1918 Iver Johnson Truss Bridge
28″ Metal Wheels
I bought this Truss Bridge Flyer at an auction. It had no wheels. American bicycles of this period were fitted with wooden wheels, while British bikes had steel wheels. The stranglehold that corrupt American industry had over the American public was a scandal. ‘Robber railroad barons’ had been notorious in the USA: when the safety bicycle was introduced in America, people rejoiced because they were so fed up with the railroads – the only option for long-distance travel – which provided poor service and high prices. However, in a similar vein, obsolete 28″ wooden wheels and tubular tyres were fitted to American bicycles from the 1890s right through to 1931! Thank goodness for Schwinn, who introduced 26″ wheels with inflatable balloon tyres in 1932, which immediately became the industry standard.
The New Departure hubs that came with the bike were for 36-spoke wheels. So I found a pair of 36-spoke stainless steel wheels and the hubs were built into them.
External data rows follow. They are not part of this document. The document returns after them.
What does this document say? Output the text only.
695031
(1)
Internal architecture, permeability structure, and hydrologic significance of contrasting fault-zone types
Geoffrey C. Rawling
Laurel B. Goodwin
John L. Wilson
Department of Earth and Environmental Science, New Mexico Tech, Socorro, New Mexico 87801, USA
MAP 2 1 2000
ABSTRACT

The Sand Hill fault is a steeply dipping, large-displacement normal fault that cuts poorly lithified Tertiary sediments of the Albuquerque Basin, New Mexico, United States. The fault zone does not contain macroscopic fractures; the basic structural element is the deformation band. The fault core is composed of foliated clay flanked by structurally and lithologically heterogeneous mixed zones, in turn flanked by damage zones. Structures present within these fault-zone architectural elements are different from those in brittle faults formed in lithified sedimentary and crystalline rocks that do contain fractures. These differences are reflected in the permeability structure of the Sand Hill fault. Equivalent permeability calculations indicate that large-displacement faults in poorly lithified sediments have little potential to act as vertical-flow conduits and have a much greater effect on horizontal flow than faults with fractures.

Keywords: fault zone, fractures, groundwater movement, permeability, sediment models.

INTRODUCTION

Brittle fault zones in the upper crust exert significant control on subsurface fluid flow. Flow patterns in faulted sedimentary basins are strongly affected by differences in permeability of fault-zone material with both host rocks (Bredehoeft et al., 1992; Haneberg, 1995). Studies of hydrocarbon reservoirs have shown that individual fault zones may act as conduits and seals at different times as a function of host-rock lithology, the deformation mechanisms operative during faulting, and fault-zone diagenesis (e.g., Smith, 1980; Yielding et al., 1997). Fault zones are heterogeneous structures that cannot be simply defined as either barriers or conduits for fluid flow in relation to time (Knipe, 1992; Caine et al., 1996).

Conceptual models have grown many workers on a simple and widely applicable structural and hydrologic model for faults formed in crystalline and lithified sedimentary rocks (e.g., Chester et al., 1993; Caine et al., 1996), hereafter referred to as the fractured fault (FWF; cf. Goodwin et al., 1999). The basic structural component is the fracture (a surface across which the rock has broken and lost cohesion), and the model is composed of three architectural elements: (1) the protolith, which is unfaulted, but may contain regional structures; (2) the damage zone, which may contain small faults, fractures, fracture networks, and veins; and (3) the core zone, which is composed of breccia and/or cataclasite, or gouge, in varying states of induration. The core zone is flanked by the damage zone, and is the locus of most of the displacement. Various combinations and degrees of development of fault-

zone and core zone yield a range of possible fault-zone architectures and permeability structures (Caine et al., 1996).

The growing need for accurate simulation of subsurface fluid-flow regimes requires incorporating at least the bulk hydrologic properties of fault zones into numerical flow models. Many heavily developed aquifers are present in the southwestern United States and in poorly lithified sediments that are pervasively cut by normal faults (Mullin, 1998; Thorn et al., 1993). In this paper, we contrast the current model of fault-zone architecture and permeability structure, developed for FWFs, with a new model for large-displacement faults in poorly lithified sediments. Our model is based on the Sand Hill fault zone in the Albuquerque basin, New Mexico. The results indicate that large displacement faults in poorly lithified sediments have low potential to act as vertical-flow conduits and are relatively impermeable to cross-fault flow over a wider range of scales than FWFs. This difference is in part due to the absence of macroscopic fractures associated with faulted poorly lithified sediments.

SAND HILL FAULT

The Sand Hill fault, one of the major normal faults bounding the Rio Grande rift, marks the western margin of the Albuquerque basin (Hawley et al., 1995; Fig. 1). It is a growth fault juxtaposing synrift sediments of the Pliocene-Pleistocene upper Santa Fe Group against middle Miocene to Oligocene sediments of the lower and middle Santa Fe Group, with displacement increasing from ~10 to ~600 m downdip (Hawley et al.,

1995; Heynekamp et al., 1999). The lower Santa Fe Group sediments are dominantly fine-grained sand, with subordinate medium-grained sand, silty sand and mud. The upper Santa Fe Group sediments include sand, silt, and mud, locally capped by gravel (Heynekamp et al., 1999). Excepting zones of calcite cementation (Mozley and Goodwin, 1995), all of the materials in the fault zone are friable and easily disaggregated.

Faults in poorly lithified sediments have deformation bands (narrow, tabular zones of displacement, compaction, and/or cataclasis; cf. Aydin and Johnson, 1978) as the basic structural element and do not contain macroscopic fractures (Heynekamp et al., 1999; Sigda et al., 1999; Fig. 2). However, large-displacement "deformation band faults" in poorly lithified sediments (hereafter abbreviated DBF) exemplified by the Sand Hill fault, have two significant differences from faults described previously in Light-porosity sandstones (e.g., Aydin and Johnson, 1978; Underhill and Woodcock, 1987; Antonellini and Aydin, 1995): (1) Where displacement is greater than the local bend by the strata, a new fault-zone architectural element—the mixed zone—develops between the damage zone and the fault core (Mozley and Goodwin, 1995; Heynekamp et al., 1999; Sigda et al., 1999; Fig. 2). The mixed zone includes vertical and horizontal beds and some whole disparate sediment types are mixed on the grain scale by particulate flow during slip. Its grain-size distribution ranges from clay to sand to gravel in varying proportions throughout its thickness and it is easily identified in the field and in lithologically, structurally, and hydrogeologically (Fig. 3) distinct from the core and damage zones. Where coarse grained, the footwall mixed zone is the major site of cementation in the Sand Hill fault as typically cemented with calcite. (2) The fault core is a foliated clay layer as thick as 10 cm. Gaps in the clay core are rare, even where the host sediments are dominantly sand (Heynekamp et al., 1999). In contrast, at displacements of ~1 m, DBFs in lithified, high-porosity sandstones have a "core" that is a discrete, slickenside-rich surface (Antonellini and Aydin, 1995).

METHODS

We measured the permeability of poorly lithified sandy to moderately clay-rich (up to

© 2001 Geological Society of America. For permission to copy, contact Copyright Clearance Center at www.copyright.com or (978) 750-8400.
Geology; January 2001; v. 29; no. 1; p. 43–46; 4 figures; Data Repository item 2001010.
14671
In the USA, the bike would have been fitted with 32/40 spoked wheels. With Major Taylor’s racing success in France in the first decade of the century, I assume Iver Johnson bicycles were sold in France. France used 36-spoked wheels. So perhaps these 36-spoke New Departure hubs mean that the bike was originally sold in France.
Wooden wheels do look nice, but are a nuisance because they require tubeless tyres, which are no longer manufactured. This wheel-set is therefore a much more practical option.
The saddle is a long-spring Troxel, as fitted to early American motorcycles.